Classroom management style can mean the difference between teachers whose impacts are felt by the students for years to come versus those who struggle to keep students engaged (and spend far too much time managing angry parent emails or concerns from administrators).
The right management or leadership style in the classroom learning environment sets the tone for everything you can accomplish with your students and finding that leadership style is a unique journey for each teacher.
No one size fits all approach works for every educator as your personality, skills, talents, and instincts will play a huge role in defining your style.
The four key management techniques highlighted below have led to higher student engagement and achievement. Teachers should make sure each of these strategies is included in some way in their classrooms.
1. Lead by Example: Respect Begets Respect
While maintaining an authoritative tone may seem like the ultimate goal for most teachers, that tone can work to your detriment if it becomes too harsh. Authority is best served with a side of kindness, and students need to feel respected to develop and display respect for their teachers.
There are many ways you can show your students you respect them, including remembering their names and interests, asking about their hobbies, and showing genuine interest in their specific concerns. If you expect students to be prepared and on time for class, you must do the same.
If you consistently show respect for your students, it will be easier to command their respect. You do not have to rule a classroom with an iron fist, nor do you have to be a doormat as far as your students are concerned.
Balancing your classroom authority with a tone of inclusivity, respect, and kindness will prevent disengagement and should lead to higher-performing students who respect and trust their teacher.
2. Give Out the Game Plan: Clear Expectations
Your students cannot read your mind, so it is unfair to expect them to do so. They cannot succeed in your classroom without knowing the specific goals to be met, so lay this out clearly at the beginning of your academic year or semester.
One of the most important elements of expectations is the why. For example, you might help your students understand that the goals you have set for their fifth-grade math class are directly linked to preparing them for sixth-grade math.
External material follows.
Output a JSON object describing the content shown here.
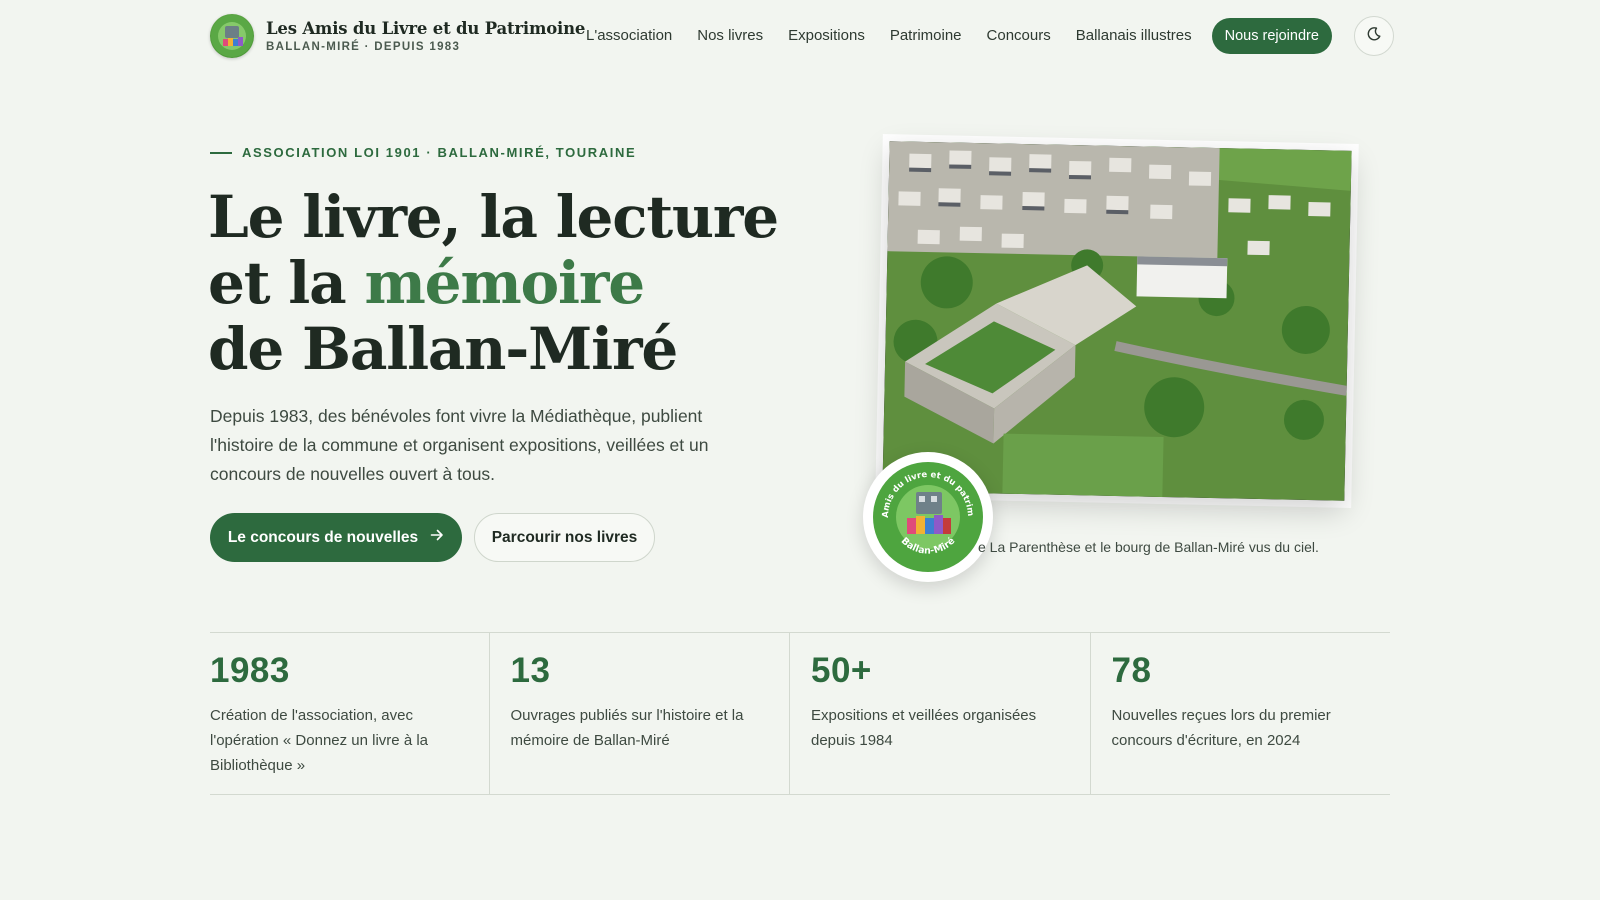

Students struggle when they feel a goal is arbitrary. By explaining the strategy behind your expectations, you will stand a better chance of the students buying in and meeting those goals.
In addition, be sure to hold students accountable when they fail to meet set expectations. Be crystal clear regarding the consequences for when expectations are not met. Students should understand your policies for missed work, disrespectful behavior, or absences. Create a specific plan and be consistent.
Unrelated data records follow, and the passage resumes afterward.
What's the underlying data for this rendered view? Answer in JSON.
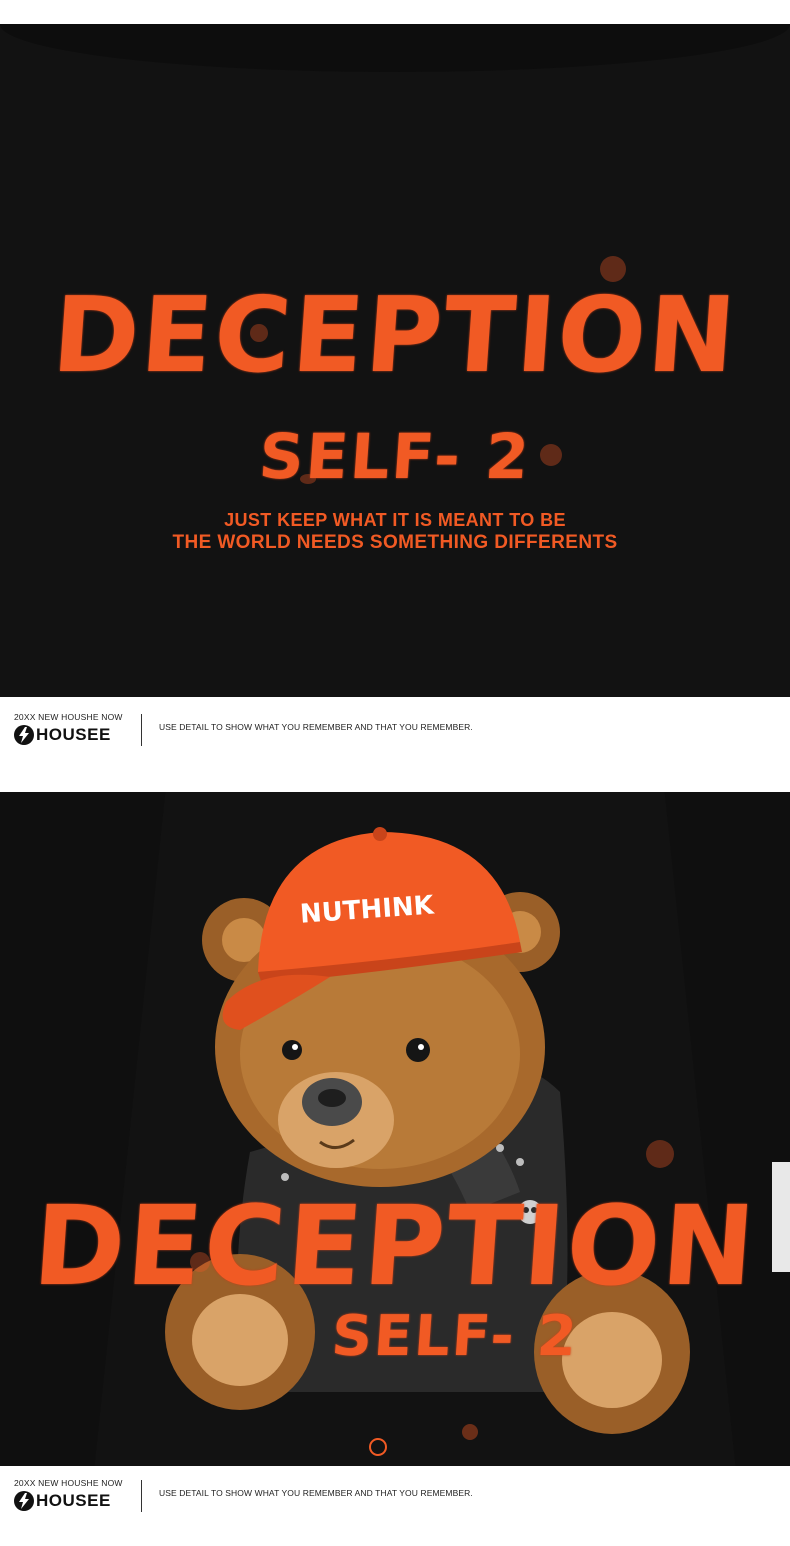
{
  "colors": {
    "shirt": "#121212",
    "print_orange": "#f15a24",
    "bear_fur": "#a8692c",
    "band": "#ffffff"
  },
  "panel1": {
    "title": "DECEPTION",
    "subtitle": "SELF- 2",
    "line1": "JUST KEEP WHAT IT IS MEANT TO BE",
    "line2": "THE WORLD NEEDS SOMETHING DIFFERENTS"
  },
  "info_band": {
    "small_text": "20XX NEW HOUSHE NOW",
    "brand": "HOUSEE",
    "brand_icon": "lightning-bolt-icon",
    "tagline": "USE DETAIL TO SHOW WHAT YOU REMEMBER AND THAT YOU REMEMBER."
  },
  "panel2": {
    "cap_text": "NUTHINK",
    "title": "DECEPTION",
    "subtitle": "SELF- 2",
    "emblem_icon": "hexagon-emblem-icon"
  }
}
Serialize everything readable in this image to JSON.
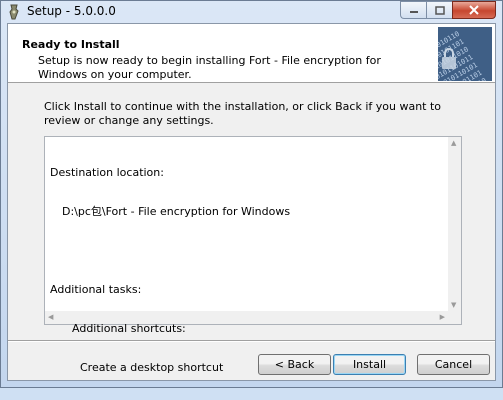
{
  "window": {
    "title": "Setup - 5.0.0.0"
  },
  "header": {
    "title": "Ready to Install",
    "subtitle": "Setup is now ready to begin installing Fort - File encryption for Windows on your computer."
  },
  "intro": "Click Install to continue with the installation, or click Back if you want to review or change any settings.",
  "memo": {
    "dest_heading": "Destination location:",
    "dest_path": "D:\\pc包\\Fort - File encryption for Windows",
    "tasks_heading": "Additional tasks:",
    "shortcuts_heading": "Additional shortcuts:",
    "shortcut_item": "Create a desktop shortcut"
  },
  "buttons": {
    "back": "< Back",
    "install": "Install",
    "cancel": "Cancel"
  },
  "colors": {
    "close_button": "#c7462f",
    "header_bg": "#ffffff",
    "dialog_bg": "#f0f0f0"
  }
}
3. Take Time for Shout-Outs: Good News Matters
Parents often fear the worst when they see a missed call from a school or a teacher’s name pop up in their email. Surprise them by reaching out with GOOD news whenever possible!
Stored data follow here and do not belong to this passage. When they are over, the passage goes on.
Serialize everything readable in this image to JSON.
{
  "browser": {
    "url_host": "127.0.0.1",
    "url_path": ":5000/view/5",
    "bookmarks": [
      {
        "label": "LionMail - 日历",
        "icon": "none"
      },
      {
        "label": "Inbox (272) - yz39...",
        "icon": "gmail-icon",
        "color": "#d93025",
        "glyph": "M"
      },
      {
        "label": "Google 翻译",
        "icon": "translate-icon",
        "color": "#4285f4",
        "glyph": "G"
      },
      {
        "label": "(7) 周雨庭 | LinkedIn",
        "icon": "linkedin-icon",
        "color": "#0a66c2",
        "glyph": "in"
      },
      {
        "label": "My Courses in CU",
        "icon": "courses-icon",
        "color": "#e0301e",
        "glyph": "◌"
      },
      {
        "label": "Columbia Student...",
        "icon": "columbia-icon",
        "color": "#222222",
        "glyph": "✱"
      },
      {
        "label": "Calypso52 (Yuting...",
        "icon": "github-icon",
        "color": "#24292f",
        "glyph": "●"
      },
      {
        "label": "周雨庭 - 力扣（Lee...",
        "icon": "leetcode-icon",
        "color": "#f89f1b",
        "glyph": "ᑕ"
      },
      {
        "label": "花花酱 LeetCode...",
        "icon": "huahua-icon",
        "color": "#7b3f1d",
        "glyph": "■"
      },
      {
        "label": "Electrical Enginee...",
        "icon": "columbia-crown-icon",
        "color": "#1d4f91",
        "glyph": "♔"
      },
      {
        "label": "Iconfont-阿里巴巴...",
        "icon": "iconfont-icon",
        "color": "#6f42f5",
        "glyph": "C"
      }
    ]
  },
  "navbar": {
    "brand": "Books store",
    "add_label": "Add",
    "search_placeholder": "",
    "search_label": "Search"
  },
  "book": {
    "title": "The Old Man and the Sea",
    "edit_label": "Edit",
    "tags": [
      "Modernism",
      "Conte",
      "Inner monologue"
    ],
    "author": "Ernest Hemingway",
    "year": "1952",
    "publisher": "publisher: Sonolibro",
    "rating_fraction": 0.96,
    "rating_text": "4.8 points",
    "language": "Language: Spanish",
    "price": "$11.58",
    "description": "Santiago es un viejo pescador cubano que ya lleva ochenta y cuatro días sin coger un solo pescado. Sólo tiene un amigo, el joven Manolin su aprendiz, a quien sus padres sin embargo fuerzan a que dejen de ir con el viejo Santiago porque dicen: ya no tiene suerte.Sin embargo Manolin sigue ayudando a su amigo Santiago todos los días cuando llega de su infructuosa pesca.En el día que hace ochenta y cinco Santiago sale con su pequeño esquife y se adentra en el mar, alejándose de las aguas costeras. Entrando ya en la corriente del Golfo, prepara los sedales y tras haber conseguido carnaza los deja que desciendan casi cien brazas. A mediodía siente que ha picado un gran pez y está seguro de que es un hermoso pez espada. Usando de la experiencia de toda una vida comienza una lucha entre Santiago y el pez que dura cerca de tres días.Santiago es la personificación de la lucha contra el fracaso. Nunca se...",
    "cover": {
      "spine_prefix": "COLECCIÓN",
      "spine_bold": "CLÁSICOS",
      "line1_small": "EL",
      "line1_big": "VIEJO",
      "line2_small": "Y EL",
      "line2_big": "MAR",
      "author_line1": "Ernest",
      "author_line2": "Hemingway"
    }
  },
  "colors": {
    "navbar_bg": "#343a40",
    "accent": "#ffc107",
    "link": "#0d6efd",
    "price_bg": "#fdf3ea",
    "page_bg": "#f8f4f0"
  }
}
Students love praise, especially when it is shared with their parents. Let a parent know, “Madison did a fantastic job presenting her novel study today!” or “I am so pleased with how much Chase is improving his scores on vocabulary quizzes each week.”
Share good news whenever you can with students, their families, and in the classroom. Celebrating wins fosters a positive classroom environment and motivates students to participate and work hard.
Another great way to share good news is by asking students to give each other shout-outs, which takes us right into our final tip on the importance of collaboration.
4. Develop Bonds: Collaborative Classrooms
A huge component of effective classroom management involves the implementation of collaboration. Teachers who can help their students work effectively in small groups, share ideas and constructive criticism with others, and forge bonds with diverse peers turn out students who are much better prepared for the real world.
Collaboration in the classroom also allows one to break from the normal routine. Teachers cannot hold students’ attention day in and day out with nothing but verbal instruction from the front of the room. Students of all ages and subjects need a chance to learn from each other, bounce ideas off others, and be expected to contribute to a team’s success.
Even outside of the class subject matter, you might form small groups in your room to meet at the end of each week to share that week’s high and low moments, giving them an important opportunity to develop bonds and perhaps find common interests with others.
Taking the time to create collaborative classroom opportunities will pay dividends in terms of engaged and happy students at school.
The Takeaway: Classroom Management Strategies
The tips we have shared here are about creating a truly engaging experience for students in your classroom. The time and effort you put into learning their names and interests, guiding them through your expectations, or stopping to spend a few moments celebrating an achievement will make you the kind of teacher students will ultimately respect.
Try to incorporate each of these strategies into your daily work in the classroom, and you can expect to see positive results.